Fisher & Paykel Chairman Tells Shareholders Don't Sell - Yet

Chinese white goods company Haier’s $705 million offer for its New Zealand partner Fisher& Paykel Appliances is tempting given slowing demand for its products, but Keith Turner, Chairman of Fisher & Paykel, says shareholders should not accept the offer, just yet.

George Frey | Bloomberg | Getty Images

"Our advice to shareholders at this time has been don't sell, we'll provide a recommendation when we've received an independent expert's valuation range," Turner told CNBC’s “Cash Flow”on Wednesday, a day after the bid.

In a statement to the New Zealand stock exchange on Tuesday, Fisher & Paykel said that Haier had offered to buy all of the shares it doesn't currently own in the New Zealand kitchen and appliance maker for NZ$1.20 ($ 0.98) a share. Haier already owns 20 percent of Fisher & Paykel.

The offer represents a 14 percent premium to Fisher & Paykel's closing price on Tuesday. On Wednesday the stock jumped 12 percent in Wellington to NZ$1.165 as investors reacted to news of the takeover bid.

Turner said that while the board is “supportive” of Haier's bid, its backing is subject to whether the independent advisor's report, which is due to be released in October, shows the price is right.

"We are here to look after all shareholders not just Haier.

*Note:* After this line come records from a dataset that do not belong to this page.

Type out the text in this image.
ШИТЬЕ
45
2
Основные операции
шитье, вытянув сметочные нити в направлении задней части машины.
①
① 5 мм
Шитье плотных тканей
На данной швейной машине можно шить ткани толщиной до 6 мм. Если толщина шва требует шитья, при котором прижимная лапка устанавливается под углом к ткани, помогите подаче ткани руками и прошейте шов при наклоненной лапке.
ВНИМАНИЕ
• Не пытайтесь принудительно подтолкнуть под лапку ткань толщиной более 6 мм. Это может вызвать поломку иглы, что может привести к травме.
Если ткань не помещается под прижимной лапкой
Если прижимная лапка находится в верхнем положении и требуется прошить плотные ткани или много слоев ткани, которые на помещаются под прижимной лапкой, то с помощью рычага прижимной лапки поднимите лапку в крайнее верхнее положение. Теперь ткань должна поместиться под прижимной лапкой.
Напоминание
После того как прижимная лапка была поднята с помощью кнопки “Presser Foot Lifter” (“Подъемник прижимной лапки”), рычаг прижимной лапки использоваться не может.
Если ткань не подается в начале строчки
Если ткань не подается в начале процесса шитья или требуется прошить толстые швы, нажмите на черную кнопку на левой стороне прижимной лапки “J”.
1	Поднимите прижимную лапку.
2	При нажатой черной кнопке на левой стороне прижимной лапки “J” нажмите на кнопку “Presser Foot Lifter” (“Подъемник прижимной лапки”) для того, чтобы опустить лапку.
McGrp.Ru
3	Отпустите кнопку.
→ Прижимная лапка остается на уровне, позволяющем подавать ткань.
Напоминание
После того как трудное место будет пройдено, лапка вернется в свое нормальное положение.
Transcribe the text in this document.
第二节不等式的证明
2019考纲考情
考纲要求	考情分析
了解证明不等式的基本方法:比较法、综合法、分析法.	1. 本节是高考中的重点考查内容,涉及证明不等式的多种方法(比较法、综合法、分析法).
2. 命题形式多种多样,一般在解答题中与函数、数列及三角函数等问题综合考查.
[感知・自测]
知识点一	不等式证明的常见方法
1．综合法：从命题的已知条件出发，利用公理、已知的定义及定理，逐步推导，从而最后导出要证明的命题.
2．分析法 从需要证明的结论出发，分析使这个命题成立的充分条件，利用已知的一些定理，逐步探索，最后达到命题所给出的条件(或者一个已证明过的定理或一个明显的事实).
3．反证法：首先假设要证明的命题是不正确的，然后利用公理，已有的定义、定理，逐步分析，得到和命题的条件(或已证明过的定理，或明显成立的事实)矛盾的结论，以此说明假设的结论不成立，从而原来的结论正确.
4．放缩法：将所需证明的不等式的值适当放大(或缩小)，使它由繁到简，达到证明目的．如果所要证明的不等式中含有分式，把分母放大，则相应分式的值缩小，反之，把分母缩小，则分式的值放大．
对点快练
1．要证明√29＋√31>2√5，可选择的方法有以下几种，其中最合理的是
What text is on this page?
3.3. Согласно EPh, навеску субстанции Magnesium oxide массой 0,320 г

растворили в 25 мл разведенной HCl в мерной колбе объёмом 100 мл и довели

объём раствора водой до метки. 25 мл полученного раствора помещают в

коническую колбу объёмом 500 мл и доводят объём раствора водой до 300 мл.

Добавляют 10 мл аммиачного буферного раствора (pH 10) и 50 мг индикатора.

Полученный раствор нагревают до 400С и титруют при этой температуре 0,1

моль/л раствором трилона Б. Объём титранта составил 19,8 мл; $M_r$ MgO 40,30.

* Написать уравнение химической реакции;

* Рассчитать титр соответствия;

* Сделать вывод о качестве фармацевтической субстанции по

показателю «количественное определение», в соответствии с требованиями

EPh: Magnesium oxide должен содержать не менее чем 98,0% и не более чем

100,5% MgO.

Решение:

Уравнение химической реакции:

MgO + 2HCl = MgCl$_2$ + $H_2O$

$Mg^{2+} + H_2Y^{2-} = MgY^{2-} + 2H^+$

Our support of the offer at this point is conditional on that NZ$1.20 being in the adviser's range and no further better offer than this coming along," he said.

The takeover offer is also dependent on approval from New Zealand's foreign investment watchdog, the Overseas Investment Office (OIC) and the Reserve Bank of New Zealand, the country's central bank.

Turner said that while he did not want to pre-judge the outcome of either body's decision, he doesn't foresee obstacles to Haier's offer.

"The sort of things that the OIC has been sensitive to in the past has been land, Fisher & Paykel is not a land-holding company so we don't think that’s going to be an issue," he said.

Qingdao-based Haier has already got Fisher & Paykel's second biggest shareholder, fund manager Allan Gray Australia, to sell its 17.46 percent stake to Haier.

Simon Marais, CEO of Allan Gray Australia told CNBC that he believed the deal would be good for Fisher & Paykel.

"Fisher & Paykel have got a fantastic business... their problem has been they're a subscale company, Haier would make an incredible match," Marais said.

For the fiscal year ended March 31, 2012, Fisher & Paykel reported revenues of more than $720 million compared to Haier’s $23.3 billion for 2011.

When Haier bought its $50 million stake in Fisher & Paykel in 2009, the deal gave it access to Fisher & Paykel's marketing and research and development. The Chinese firm also received rights to sell the New Zealand firm's products exclusively in China.